NeuStar's UltraDNS hit by DDoS attack
Managed provider struggles with bad traffic.
By Carolyn Duffy Marsan, Network World (US) | Published: 15:39, 01 April 2009
NeuStar confirmed that its UltraDNS managed DNS service was knocked offline for several hours on Tuesday morning by a distributed denial of service attack.
"Early this morning, our monitoring systems detected a significant denial of service attack, which affected a small subset of our customers, in some cases for as long as a few hours,'' the company said in a statement. "While we continue to investigate the cause, the extent, and the duration of the attack, service was completely restored by 10 a.m. EST.''
NeuStar is a leading provider of high-availability DNS services to e-retailers including J.Jill and Diamond.com as well as high-tech companies such as Oracle and Juniper.
Related Articles on Techworld
Competitor Dynamic Network Services blogged about the UltraDNS outage earlier today, asserting that it affected Amazon.com, SalesForce.com, advertising.com and Petco.com.
"We saw some funkiness starting over in Europe, and we were seeing that resolution for Amazon.com was failing,'' says Dynamic Network Services CEO Jeremy Hitchcock. "It looks like a pretty large outage that was affecting UltraDNS customers. It started this morning around 8 a.m, and for a two-hour period traffic was very significantly affected. Now it looks like things have settled down.''
Hitchcock said his company's Dynect Platform monitoring system saw heavy packet loss on UltraDNS name servers, with as much as 50 percent to 70 percent of responses being dropped.

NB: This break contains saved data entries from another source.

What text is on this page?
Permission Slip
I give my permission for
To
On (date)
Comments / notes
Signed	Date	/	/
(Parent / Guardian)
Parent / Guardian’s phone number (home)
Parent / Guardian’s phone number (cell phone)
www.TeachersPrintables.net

"It's a pretty significant event to have that kind of wide-scale disruption,'' Hitchcock added.
NeuStar is a leading provider of Internet infrastructure services. In addition to providing its UltraDNS suite of managed DNS services, NeuStar is the registry for the .biz and .us domains, and it provides telephone number look-up services for carriers in North America.
NeuStar has been a leader in the push to deploy security extensions to the DNS infrastructure through an emerging standard dubbed DNSSEC.
However, DNSSEC doesn't address the problem of denial of service attacks. Instead, DNSSEC prevents hackers from hijacking web traffic and redirecting it to bogus sites. Denial of service attacks, on the other hand, occur when a hacker disables a website by flooding it with bogus requests usually sent from a bot network.